Thanks for an excellent column.
JoshD
Hi Josh:
I’m sorry to say that your comment ended up in the spam pile… but even though I retrieved it, I don’t have any good news for you. I sometimes get requests from clients to unbold a footnote reference (on a bolded title for example) and I’ve looked everywhere for a way to reformat just the reference number, but no luck. Best I can tell, it can’t be done. I love your color-coding idea, though. I always color-code my variables and x-refs, because it’s so much easier to see them at a scanning level.
~Barb
Hi, I just saw your comments about formatting footnote references. I would like to answer, although your request was made two years ago.
First, it is at least possible to use colors. And so, after experimenting for a while, my suggestion would be: Use “white” for the regular reference sign – it becomes invisible. Put a space behind it, then add the text with formatting that you wish to use as reference sign instead. Finally, by setting the spread of the space to lets say -50, this will make your sign move very much to the left just over the regular reference (which remains invisible). Of course, a lot of handwork and adjusting is necessary. (Automation may be done if it is within a structured workflow, or maybe with FrameScript – but don’t ask me for this…). Best regards – Tino
Excellent article, thank you Barb!
Is it possible to have one footnote referenced more than once. For example, for my footnote 2 I want to reference it more than once on the page but inserting another footnote makes it 3. I’m faking it for now with superscript text but would rather have it a real footnote with a link.
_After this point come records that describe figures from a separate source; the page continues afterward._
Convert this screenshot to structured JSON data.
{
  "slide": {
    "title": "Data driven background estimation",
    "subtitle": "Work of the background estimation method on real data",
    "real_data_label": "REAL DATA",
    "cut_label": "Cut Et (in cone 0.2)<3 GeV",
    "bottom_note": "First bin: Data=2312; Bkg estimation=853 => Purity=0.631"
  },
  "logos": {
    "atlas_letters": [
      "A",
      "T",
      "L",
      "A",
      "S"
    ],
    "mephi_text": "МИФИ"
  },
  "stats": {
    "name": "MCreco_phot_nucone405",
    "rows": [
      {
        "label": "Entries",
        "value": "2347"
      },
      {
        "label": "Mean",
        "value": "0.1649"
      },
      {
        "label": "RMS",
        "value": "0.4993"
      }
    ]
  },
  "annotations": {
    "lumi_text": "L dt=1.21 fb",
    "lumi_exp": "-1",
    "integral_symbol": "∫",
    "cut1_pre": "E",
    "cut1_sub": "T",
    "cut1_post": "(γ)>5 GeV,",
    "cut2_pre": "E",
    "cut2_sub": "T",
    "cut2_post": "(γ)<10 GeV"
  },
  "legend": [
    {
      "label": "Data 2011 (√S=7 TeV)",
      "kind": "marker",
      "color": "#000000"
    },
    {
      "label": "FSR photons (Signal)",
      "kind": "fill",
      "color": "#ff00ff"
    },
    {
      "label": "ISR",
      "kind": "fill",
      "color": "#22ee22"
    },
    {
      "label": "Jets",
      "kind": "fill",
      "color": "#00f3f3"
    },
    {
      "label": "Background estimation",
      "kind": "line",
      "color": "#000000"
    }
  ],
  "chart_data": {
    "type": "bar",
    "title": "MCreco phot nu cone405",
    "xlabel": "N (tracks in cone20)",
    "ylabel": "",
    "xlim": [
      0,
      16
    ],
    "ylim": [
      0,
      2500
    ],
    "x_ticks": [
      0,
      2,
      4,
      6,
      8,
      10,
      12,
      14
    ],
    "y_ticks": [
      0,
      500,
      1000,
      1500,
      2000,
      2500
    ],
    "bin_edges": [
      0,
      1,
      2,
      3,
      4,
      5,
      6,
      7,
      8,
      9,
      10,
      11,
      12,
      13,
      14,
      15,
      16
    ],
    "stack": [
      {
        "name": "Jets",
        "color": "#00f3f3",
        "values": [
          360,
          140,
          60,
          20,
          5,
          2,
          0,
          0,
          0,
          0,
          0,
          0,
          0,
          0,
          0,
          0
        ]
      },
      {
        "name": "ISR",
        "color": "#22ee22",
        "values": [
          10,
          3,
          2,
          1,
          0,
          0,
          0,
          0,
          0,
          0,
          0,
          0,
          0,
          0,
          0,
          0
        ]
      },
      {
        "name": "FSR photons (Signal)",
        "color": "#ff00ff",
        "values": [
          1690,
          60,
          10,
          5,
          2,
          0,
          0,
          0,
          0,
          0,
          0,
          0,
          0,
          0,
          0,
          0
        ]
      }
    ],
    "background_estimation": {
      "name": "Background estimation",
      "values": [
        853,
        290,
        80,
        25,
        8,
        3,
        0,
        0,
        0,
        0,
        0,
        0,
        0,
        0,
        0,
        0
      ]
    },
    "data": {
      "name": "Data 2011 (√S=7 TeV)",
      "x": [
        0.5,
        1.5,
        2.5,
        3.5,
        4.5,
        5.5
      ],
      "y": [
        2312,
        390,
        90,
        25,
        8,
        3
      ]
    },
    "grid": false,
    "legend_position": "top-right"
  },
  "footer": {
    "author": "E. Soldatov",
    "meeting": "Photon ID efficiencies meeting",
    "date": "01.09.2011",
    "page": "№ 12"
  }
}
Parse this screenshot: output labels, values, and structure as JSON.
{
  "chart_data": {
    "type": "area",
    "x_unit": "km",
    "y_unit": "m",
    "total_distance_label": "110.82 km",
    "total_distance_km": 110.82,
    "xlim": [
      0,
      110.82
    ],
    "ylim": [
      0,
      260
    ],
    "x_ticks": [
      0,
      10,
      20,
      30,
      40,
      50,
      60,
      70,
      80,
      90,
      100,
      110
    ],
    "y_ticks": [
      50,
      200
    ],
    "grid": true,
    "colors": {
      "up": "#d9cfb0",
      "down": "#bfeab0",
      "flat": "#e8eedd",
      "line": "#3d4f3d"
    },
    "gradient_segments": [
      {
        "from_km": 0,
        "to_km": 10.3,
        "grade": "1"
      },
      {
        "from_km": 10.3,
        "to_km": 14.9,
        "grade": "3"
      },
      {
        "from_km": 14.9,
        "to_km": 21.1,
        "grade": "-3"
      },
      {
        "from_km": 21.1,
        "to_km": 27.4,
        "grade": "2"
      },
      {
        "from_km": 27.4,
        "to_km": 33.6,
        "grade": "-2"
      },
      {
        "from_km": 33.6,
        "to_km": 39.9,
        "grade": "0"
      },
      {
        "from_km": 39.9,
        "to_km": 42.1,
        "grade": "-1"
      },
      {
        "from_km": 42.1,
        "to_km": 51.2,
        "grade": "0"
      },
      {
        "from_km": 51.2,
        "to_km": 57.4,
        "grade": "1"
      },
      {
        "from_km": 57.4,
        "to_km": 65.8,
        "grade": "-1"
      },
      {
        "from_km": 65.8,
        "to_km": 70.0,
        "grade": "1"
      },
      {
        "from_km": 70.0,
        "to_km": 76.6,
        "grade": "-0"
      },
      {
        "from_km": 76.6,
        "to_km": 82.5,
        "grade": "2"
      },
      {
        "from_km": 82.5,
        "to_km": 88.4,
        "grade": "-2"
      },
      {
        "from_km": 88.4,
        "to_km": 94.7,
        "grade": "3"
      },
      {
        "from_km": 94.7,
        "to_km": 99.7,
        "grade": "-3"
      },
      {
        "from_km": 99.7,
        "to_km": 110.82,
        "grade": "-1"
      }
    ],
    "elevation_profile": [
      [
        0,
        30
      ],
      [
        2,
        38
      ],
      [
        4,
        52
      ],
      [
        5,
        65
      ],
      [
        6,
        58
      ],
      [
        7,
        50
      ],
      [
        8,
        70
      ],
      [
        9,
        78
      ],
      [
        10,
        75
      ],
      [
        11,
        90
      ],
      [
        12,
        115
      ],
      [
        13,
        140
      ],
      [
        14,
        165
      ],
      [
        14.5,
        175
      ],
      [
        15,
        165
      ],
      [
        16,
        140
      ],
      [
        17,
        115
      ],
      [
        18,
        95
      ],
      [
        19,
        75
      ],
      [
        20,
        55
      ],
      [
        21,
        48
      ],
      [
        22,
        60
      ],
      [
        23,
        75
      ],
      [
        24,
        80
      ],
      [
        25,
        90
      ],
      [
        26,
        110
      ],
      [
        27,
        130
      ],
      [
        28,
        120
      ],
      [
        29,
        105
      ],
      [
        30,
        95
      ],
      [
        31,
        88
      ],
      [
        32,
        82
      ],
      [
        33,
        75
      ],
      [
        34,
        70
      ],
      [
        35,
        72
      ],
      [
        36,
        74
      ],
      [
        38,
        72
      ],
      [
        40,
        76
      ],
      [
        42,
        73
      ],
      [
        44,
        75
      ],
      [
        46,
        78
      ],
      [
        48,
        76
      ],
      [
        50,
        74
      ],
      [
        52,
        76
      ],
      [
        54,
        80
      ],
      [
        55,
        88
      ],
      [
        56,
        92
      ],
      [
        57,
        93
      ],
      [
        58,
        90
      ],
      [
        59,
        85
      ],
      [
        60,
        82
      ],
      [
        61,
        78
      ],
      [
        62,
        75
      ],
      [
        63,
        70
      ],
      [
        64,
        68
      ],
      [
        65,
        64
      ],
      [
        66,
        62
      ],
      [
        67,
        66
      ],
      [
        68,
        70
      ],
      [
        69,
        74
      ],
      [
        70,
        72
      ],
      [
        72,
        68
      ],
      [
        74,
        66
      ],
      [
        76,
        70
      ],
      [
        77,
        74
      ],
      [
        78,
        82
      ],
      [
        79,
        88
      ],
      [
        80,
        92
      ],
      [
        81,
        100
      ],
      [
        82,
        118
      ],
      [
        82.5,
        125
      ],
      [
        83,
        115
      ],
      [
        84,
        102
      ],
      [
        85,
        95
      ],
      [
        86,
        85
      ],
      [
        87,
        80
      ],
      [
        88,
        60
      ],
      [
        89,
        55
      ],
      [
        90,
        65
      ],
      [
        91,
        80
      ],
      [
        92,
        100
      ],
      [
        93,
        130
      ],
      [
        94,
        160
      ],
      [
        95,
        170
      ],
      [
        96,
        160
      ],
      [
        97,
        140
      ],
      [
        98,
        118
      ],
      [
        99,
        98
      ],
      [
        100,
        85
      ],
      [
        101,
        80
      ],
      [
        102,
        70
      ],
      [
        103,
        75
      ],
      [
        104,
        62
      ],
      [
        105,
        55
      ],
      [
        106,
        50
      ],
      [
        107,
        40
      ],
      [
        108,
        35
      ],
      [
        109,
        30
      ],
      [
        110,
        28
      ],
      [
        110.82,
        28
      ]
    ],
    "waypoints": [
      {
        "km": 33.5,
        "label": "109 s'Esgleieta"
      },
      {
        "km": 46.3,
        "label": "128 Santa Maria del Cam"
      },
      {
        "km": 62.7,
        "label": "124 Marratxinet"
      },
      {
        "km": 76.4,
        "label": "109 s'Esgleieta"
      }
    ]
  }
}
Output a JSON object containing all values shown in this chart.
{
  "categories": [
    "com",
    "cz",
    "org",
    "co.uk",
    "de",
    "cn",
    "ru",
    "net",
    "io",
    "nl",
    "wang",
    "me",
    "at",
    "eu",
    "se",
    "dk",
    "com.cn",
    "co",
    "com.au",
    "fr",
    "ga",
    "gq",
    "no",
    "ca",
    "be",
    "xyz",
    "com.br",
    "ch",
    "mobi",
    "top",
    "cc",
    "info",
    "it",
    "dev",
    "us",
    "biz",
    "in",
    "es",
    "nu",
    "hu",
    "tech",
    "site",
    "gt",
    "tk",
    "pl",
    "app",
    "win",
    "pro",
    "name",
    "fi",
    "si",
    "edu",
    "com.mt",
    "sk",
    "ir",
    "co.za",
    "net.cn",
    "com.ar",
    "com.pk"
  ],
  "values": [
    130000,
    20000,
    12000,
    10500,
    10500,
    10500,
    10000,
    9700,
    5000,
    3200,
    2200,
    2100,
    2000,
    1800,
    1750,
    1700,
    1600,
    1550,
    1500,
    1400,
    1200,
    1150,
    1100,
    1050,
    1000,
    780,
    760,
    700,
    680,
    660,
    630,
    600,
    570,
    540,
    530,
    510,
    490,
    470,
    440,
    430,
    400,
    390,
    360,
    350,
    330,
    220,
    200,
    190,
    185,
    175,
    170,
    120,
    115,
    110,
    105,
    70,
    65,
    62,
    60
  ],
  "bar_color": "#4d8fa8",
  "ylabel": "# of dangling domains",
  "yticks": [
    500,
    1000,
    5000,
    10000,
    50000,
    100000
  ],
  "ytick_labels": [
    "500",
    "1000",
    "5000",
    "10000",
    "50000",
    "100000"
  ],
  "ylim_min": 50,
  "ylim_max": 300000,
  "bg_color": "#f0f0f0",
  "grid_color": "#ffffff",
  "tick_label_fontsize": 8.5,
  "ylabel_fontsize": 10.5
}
Yes, Karen. Create a cross-reference that references just the paragraph number of the footnote. That way if you edit the footnotes and the numbers change, the cross reference will as well. This post explains how to create multiple references to a table footnote, so just substitute the body page footnote instead. https://www.rockymountaintraining.com/adobe-framemaker-multiple-references-to-one-table-footnote/
1. About which version of FrameMaker are you advising? I use v.8 on Server 2003 (only 1 BSOD crash in 18 years), up over the years from v.2 on Mac System 6.
2. When adding a footnote in the body text , the marker changes the line spacing from what is specified in the designer box. The marker format cannot be modified with the character designer. This is quite absurdely unlike FrameMaker. The U.S. Supreme Court has strict formatting requirements, and variable line spacing is a violation.
3. What was the last rock-solid stable setup on the Mac? OS9? Classic environment under OSX 10.4/Tiger? Rosetta under OSX 10.6.7/SnowLeopard?
This article was written in 2010. Nothing has changed pertaining to footnotes since that day, with the sole exception of allowing footnotes to break across pages, beginning with FrameMaker 2020.
It’s not the marker changing online spacing, it’s the superscript size and position. Both can be modified via Format > Document > Text Options.
FrameMaker hasn’t been able to run natively on Macs in years. Those of us running FrameMaker on a Mac are using virtual machines to run Windows.
~Barb
Years ago I used FrameMaker and also had a separately purchased footnote helper file. This app found all footnotes, indexed items, cross-referenced items and like. It presented them in any order you wished. And if you changed something in this app, it also changed it in the FrameMaker file. Do you know if this app still exists?